Third, related to the issue of alignment, the DPA should make strategic sense. Today’s alphabet soup—DPA Title III, IBAS, OSC, and service-level initiatives—confuses industry (as well as many in government) and dilutes the act’s impact. DoD should lead an effort to create integrated sector playbooks (e.g., on energetics, castings/forgings, naval shipbuilding suppliers, microelectronics, critical minerals) that explain the demand signal, the bottlenecks, the regulatory path, and the combined use of Title I, III, and VII authorities plus non-DPA tools. Where permitting is a constraint, dollars should be paired with permitting timelines and agency accountability.

Fourth, improve transparency and accountability into DPA funding decisions. The Trump team at DoD can start by commissioning an assessment of the past decade of DPA funding. Instead of asking agencies to conduct yet another sectoral assessment, resources should be used to assess the impact of at least one sector where DPA grants funded programs to understand outcomes. And going forward, DoD should create a template for future assessments, starting with an easy-to-understand public DPA Dashboard that tracks milestones and outputs. Money out the door is not a metric: wafers, motors, hulls, skilled workers, and cycle-time reductions are.
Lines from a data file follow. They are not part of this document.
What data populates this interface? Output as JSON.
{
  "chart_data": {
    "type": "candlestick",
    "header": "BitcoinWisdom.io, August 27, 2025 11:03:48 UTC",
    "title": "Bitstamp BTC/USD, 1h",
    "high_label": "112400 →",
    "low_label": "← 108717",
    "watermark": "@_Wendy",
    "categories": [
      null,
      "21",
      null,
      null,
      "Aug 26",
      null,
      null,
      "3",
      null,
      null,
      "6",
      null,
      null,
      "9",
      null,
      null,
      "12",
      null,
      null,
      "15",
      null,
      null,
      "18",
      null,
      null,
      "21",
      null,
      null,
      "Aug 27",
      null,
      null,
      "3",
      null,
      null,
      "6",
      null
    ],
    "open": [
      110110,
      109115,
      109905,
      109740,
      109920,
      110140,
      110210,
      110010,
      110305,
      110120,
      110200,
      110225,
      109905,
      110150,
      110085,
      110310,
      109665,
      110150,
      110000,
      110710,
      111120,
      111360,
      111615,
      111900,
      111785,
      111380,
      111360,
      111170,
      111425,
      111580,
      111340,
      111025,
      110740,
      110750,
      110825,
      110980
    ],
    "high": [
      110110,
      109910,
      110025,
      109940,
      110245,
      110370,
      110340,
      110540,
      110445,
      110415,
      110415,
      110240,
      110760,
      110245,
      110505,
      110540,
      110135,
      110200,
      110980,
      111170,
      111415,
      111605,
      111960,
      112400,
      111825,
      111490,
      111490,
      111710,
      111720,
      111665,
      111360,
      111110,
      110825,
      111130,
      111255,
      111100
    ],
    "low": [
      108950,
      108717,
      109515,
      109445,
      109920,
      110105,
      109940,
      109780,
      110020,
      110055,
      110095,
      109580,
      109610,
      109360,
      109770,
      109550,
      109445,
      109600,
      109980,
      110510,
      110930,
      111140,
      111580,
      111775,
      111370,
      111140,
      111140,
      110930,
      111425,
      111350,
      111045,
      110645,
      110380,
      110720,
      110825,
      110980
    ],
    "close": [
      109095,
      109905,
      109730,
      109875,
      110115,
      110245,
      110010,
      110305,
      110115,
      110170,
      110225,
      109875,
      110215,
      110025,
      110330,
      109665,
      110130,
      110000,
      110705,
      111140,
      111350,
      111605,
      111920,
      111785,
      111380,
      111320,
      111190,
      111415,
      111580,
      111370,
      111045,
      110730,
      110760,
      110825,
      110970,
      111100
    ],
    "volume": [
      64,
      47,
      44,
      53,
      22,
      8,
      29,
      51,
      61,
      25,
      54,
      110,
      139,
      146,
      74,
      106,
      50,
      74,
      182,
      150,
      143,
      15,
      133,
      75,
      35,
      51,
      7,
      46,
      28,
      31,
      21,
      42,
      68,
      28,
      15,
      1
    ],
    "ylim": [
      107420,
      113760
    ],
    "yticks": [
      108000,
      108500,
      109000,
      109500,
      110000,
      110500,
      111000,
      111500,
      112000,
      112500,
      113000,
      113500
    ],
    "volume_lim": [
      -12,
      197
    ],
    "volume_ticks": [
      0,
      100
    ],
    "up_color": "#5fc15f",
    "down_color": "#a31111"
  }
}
Fifth, speed up DPA processes since time is a capability. Slow contracting and processes strand promising suppliers in the “valley of death.” Reauthorization should put speed on the clock. Agencies using DPA authorities need to publicize commercial-friendly deadlines and decision targets. DoD and other agencies using DPA authorities need to use transparent declination letters so that firms can course-correct, and create a small cadre of roving “tiger team” contracting officers who can surge when needed.
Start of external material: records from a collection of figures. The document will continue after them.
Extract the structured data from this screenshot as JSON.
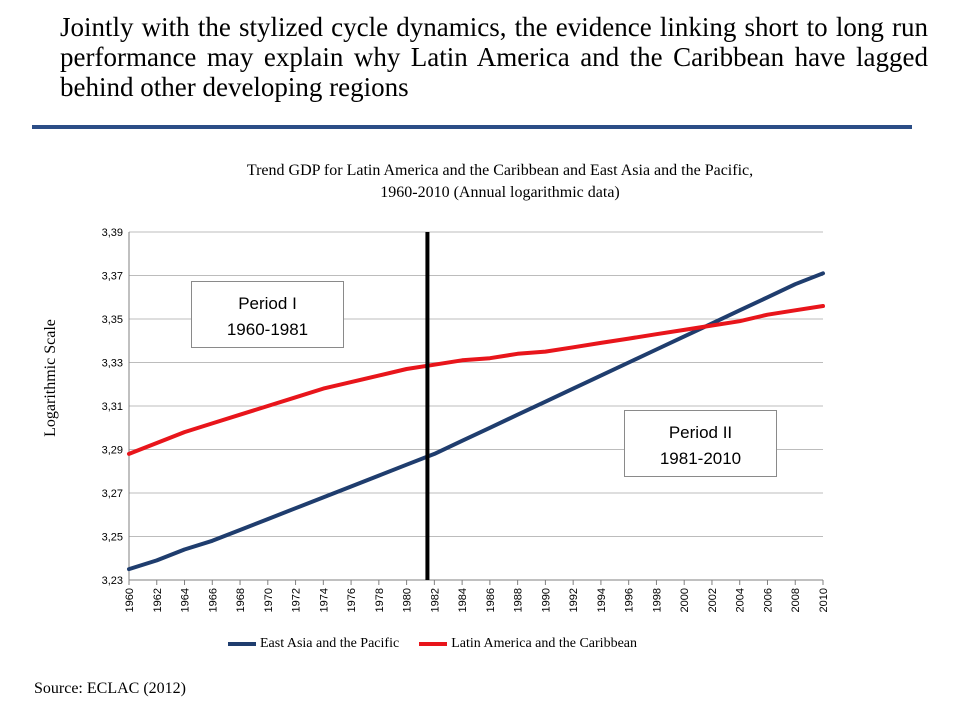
{
  "slide": {
    "title": "Jointly with the stylized cycle dynamics, the evidence linking short to long run performance may explain why Latin America and the Caribbean have lagged behind other developing regions",
    "source": "Source: ECLAC (2012)"
  },
  "colors": {
    "rule": "#2b4d86",
    "east_asia": "#1f3d6e",
    "latin_america": "#e8151b",
    "divider": "#000000"
  },
  "chart_data": {
    "type": "line",
    "title_line1": "Trend GDP for Latin America and the Caribbean and East Asia and the Pacific,",
    "title_line2": "1960-2010  (Annual logarithmic data)",
    "ylabel": "Logarithmic Scale",
    "xlabel": "",
    "ylim": [
      3.23,
      3.39
    ],
    "yticks": [
      "3,23",
      "3,25",
      "3,27",
      "3,29",
      "3,31",
      "3,33",
      "3,35",
      "3,37",
      "3,39"
    ],
    "xlim": [
      1960,
      2010
    ],
    "xticks": [
      "1960",
      "1962",
      "1964",
      "1966",
      "1968",
      "1970",
      "1972",
      "1974",
      "1976",
      "1978",
      "1980",
      "1982",
      "1984",
      "1986",
      "1988",
      "1990",
      "1992",
      "1994",
      "1996",
      "1998",
      "2000",
      "2002",
      "2004",
      "2006",
      "2008",
      "2010"
    ],
    "grid": "horizontal",
    "legend_position": "bottom",
    "divider_year": 1981.5,
    "series": [
      {
        "name": "East Asia and the Pacific",
        "color": "#1f3d6e",
        "x": [
          1960,
          1962,
          1964,
          1966,
          1968,
          1970,
          1972,
          1974,
          1976,
          1978,
          1980,
          1982,
          1984,
          1986,
          1988,
          1990,
          1992,
          1994,
          1996,
          1998,
          2000,
          2002,
          2004,
          2006,
          2008,
          2010
        ],
        "values": [
          3.235,
          3.239,
          3.244,
          3.248,
          3.253,
          3.258,
          3.263,
          3.268,
          3.273,
          3.278,
          3.283,
          3.288,
          3.294,
          3.3,
          3.306,
          3.312,
          3.318,
          3.324,
          3.33,
          3.336,
          3.342,
          3.348,
          3.354,
          3.36,
          3.366,
          3.371
        ]
      },
      {
        "name": "Latin America and the Caribbean",
        "color": "#e8151b",
        "x": [
          1960,
          1962,
          1964,
          1966,
          1968,
          1970,
          1972,
          1974,
          1976,
          1978,
          1980,
          1982,
          1984,
          1986,
          1988,
          1990,
          1992,
          1994,
          1996,
          1998,
          2000,
          2002,
          2004,
          2006,
          2008,
          2010
        ],
        "values": [
          3.288,
          3.293,
          3.298,
          3.302,
          3.306,
          3.31,
          3.314,
          3.318,
          3.321,
          3.324,
          3.327,
          3.329,
          3.331,
          3.332,
          3.334,
          3.335,
          3.337,
          3.339,
          3.341,
          3.343,
          3.345,
          3.347,
          3.349,
          3.352,
          3.354,
          3.356
        ]
      }
    ],
    "annotations": [
      {
        "id": "period-1",
        "line1": "Period I",
        "line2": "1960-1981"
      },
      {
        "id": "period-2",
        "line1": "Period II",
        "line2": "1981-2010"
      }
    ]
  }
}
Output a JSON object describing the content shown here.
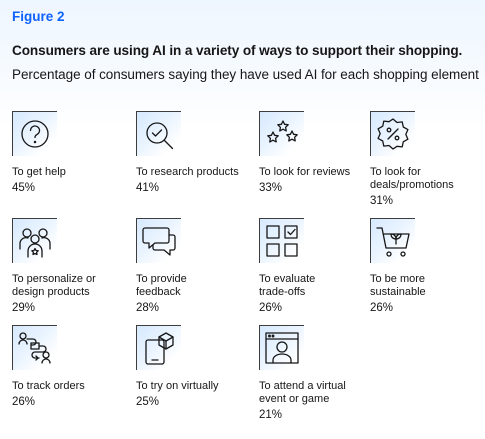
{
  "figure_label": "Figure 2",
  "chart_data": {
    "type": "table",
    "title": "Consumers are using AI in a variety of ways to support their shopping.",
    "subtitle": "Percentage of consumers saying they have used AI for each shopping element",
    "items": [
      {
        "label": "To get help",
        "value_text": "45%",
        "value": 45,
        "icon": "question-icon"
      },
      {
        "label": "To research products",
        "value_text": "41%",
        "value": 41,
        "icon": "magnifier-check-icon"
      },
      {
        "label": "To look for reviews",
        "value_text": "33%",
        "value": 33,
        "icon": "stars-icon"
      },
      {
        "label": "To look for\ndeals/promotions",
        "value_text": "31%",
        "value": 31,
        "icon": "percent-badge-icon"
      },
      {
        "label": "To personalize or\ndesign products",
        "value_text": "29%",
        "value": 29,
        "icon": "people-star-icon"
      },
      {
        "label": "To provide\nfeedback",
        "value_text": "28%",
        "value": 28,
        "icon": "chat-bubbles-icon"
      },
      {
        "label": "To evaluate\ntrade-offs",
        "value_text": "26%",
        "value": 26,
        "icon": "grid-check-icon"
      },
      {
        "label": "To be more\nsustainable",
        "value_text": "26%",
        "value": 26,
        "icon": "cart-leaf-icon"
      },
      {
        "label": "To track orders",
        "value_text": "26%",
        "value": 26,
        "icon": "route-icon"
      },
      {
        "label": "To try on virtually",
        "value_text": "25%",
        "value": 25,
        "icon": "phone-cube-icon"
      },
      {
        "label": "To attend a virtual\nevent or game",
        "value_text": "21%",
        "value": 21,
        "icon": "browser-person-icon"
      }
    ]
  }
}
Sixth, Congress and the executive branch need to fix the DPA’s governance. FEMA’s legacy coordination role does not make sense. Policymakers should consider how to reinvigorate a board—perhaps co-chaired by DoD and OMB, and that includes Commerce/BIS, DOE, DHS, and Treasury—to set priorities, adjudicate conflicts, and publish quarterly scorecards. During World War II, this Defense Industrial Mobilization Board existed. Today the DPA authorized a Defense Production Act Committee—but this DHS-chaired interagency body is essentially moribund and does not provide the necessary strategic focus. We can do better. 

The United States has had the benefits of a focused DPA before. Reauthorization can restore that discipline. If Congress and the executive branch focus the mission, use the right tools, move faster, demand transparency, align programs, inject expertise, and rationalize governance, the DPA will once again be worthy of its name—a durable engine of American strategic depth.